Опубликовано в журнале Знамя, номер 10, 2019
От автора | Этот жанр возник случайно — я делал путевые записки в смартфоне, чтобы не забыть первых впечатлений, ассоциаций и попутных соображений. Однако поначалу я думал, что это сырьё для каких-то будущих вещей в неизвестных жанрах. А потом понял, что эти сгустки хороши именно как сгустки — в том синкретичном непрофессиональном виде, в котором поэзия ещё неотделима от прозы, мысли от чувств, эссе от травелога, глобальное от локального. Мне кажется, что формы такого рода имеют право на существование, если в них есть схваченная форма жизни, и не очень важно — в разделе поэзии или прозы. Правда, мне показалась принципиальной графическая составляющая — такая, какая и была у меня в смартфоне: узкие поля позволяют выглядеть отрывкам чем-то вроде строфоидов, промежуточных форм между строфичным и астрофичным стихом. То есть к поэзии мы всё же поближе.
Об авторе | Владимир Иванович Козлов родился 13.06.1980 в Брянской области, получил филологическое образование в Ростове-на-Дону. Поэт, литературовед, журналист, общественный деятель, доктор филологических наук, автор книги «Русская элегия неканонического периода: очерки типологии и истории» (М.: «Языки славянской культуры», 2013), книг стихов «Самостояние» (М.: Воймега, 2012) и «Опыты на себе» (М.: Воймега, 2015). Лауреат премии журнала «Вопросы литературы» за 2010 год за лучшие статьи о современной литературе, и премии Фонда им. А. Вознесенского «Парабола» (2017). Выпустил роман «Рассекающий поле» (М.: Время, 2018), который вошёл в длинный список премии «Большая книга» (2018). С 2014 года издаёт литературно-исследовательский журнал о поэзии Prosōdia. С 2007 года возглавляет редакцию делового журнала «Эксперт Юг». Живёт в Ростове-на-Дону.
Путь в страну великанов
Я задираю голову и вижу стык горы и неба. Сегодня
ветрено, мелкие облака быстро уходят за край. Но на
мгновение кажется, будто бы приподнимается лежащий
великан. Этот жест вставания земли из мёртвых
значителен настолько, что подчиняет даже тупорылых,
глаз выше ценников никогда не поднимавших.
Хватает мест пока, созерцанием величия которых ты
будешь наполнять своё нехитрое нутро. Там всё горит на
медленном огне. Немного пожить на разломах, на стыках, в
ущельях, щелях тектонических плит. Почувствовать себя
буквой на мятой бумаге земли. Города вокруг только
призраки, здесь навсегда только горы и мы.

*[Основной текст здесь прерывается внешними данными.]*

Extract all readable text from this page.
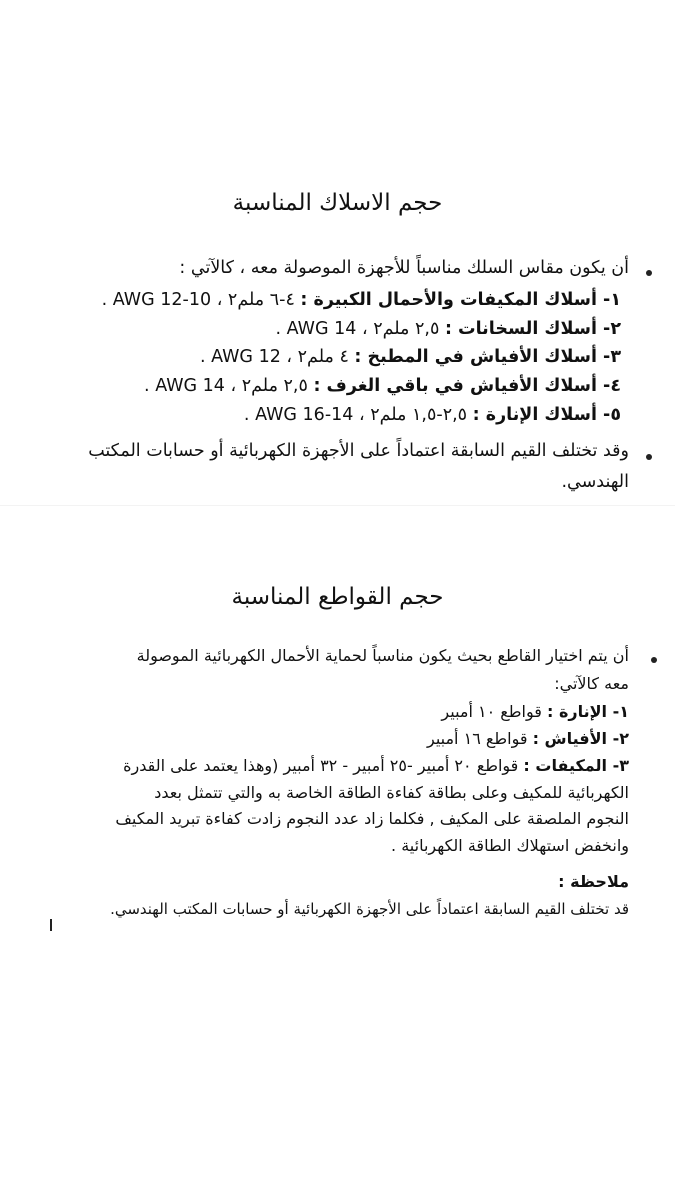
حجم الاسلاك المناسبة

أن يكون مقاس السلك مناسباً للأجهزة الموصولة معه ، كالآتي :

١- أسلاك المكيفات والأحمال الكبيرة : ٤-٦ ملم٢ ، 10-12 AWG .

٢- أسلاك السخانات : ٢,٥ ملم٢ ، 14 AWG .

٣- أسلاك الأفياش في المطبخ : ٤ ملم٢ ، 12 AWG .

٤- أسلاك الأفياش في باقي الغرف : ٢,٥ ملم٢ ، 14 AWG .

٥- أسلاك الإنارة : ٢,٥-١,٥ ملم٢ ، 14-16 AWG .

وقد تختلف القيم السابقة اعتماداً على الأجهزة الكهربائية أو حسابات المكتب

الهندسي.

حجم القواطع المناسبة

أن يتم اختيار القاطع بحيث يكون مناسباً لحماية الأحمال الكهربائية الموصولة

معه كالآتي:

١- الإنارة : قواطع ١٠ أمبير

٢- الأفياش : قواطع ١٦ أمبير

٣- المكيفات : قواطع ٢٠ أمبير -٢٥ أمبير - ٣٢ أمبير (وهذا يعتمد على القدرة

الكهربائية للمكيف وعلى بطاقة كفاءة الطاقة الخاصة به والتي تتمثل بعدد

النجوم الملصقة على المكيف , فكلما زاد عدد النجوم زادت كفاءة تبريد المكيف

وانخفض استهلاك الطاقة الكهربائية .

ملاحظة :

قد تختلف القيم السابقة اعتماداً على الأجهزة الكهربائية أو حسابات المكتب الهندسي.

На вершине горы распятие высоковольтной вышки. На
следующей — монастырь, который виден отовсюду уже
примерно тысячу лет. Образ двух прутов лозы,
перевязанных волосами святой Нины. Этот крест она над
слияньем Арагвы с Курой воткнула в древний жертвенник —
и началось другое время. Камень скалы был продолжен
камнем покрепче.
Мы ночуем в посёлке под церковью Гергетской Троицы.
Копошимся на донышке глубокой долины. Каждую высоту
подпирает ещё большая высота. Облако за горою
выглядело ещё большей горою. Ну а дальше, где давно уже только небо, —
надёжно укрытый, заваленный облаками Казбек. Мы знаем, что он где-то там.
Говорят, иногда он показывается в шесть утра. И когда он открывается, человек
загадывает желанье. Закат высветил в небе ребро великана. Я подумал, что рано
загадывать, — я подожду. Больше я его не видел.
Ночью в полном мраке гор светился огонёк. На террасе мы
пили чачу и шутили, что наши огни также видны оттуда.
Кто-то выпил за то, что храмы и природа подчёркивают
друг друга — умели ж когда-то.
На высоте двух двухсот Богородица мироточит. Этим
путём уносили святыни. Политика, войны, работа по
восемь часов — всё это не для местных. Они верили в
тайну, которую надо скрывать. Уносить её так, чтобы путь
нашли самые преданные. Каждый следующий монастырь
труднодоступней и проще. Будто сторожевые башни,
однако — иного рода. Тайный путь по направленью к
пределу, за которым не только нет связи или любимых
каналов, но и общества, и дорог, а потом и возможности
существованья.
Ущелье Труссо шириною в Терек. Тут чаще ходит дождь,
чем люди. Мы свисаем в бурлящую пену, в которую долго
лететь. Не спрашивай, есть ли другая дорога. Смысл гор
ведь в том и есть, что в предъявленном тебе, специально
вставшем перед тобой необозримом пространстве пути для
тебя может не быть совсем. Мы не приучены жить в
вертикальном мире. Пёхом подниматься выше облаков. Не
привыкли искать путей. Радоваться тому, что возможно
пройти ещё дальше и выше. Мы привыкли иметь всё сразу,
бежать в разные стороны или как минимум знать, что
любая дорога, перспектив которой за углом не видно,
только того и ждёт, что ты на неё ступишь. А здесь все
перспективы очевидны. И нам не пройти.
Я не могу ничего передать. Завихрения слов, отрывающие
меня от земли, тут же превращаются в развалины, по
которым не понятно, как тут жили. Чем более я сложен,
тем более я смертен, чем более движения внутри, тем
больше вероятность сгинуть без следа. Одно преимущество
у этого обстоятельства — и отчаяния своего я тоже
передать не могу. Крестовый перевал и блеянье овец,
летящее за десять километров. Только барашки и знают,
что можно урвать с этих склонов. И я теперь тоже знаю.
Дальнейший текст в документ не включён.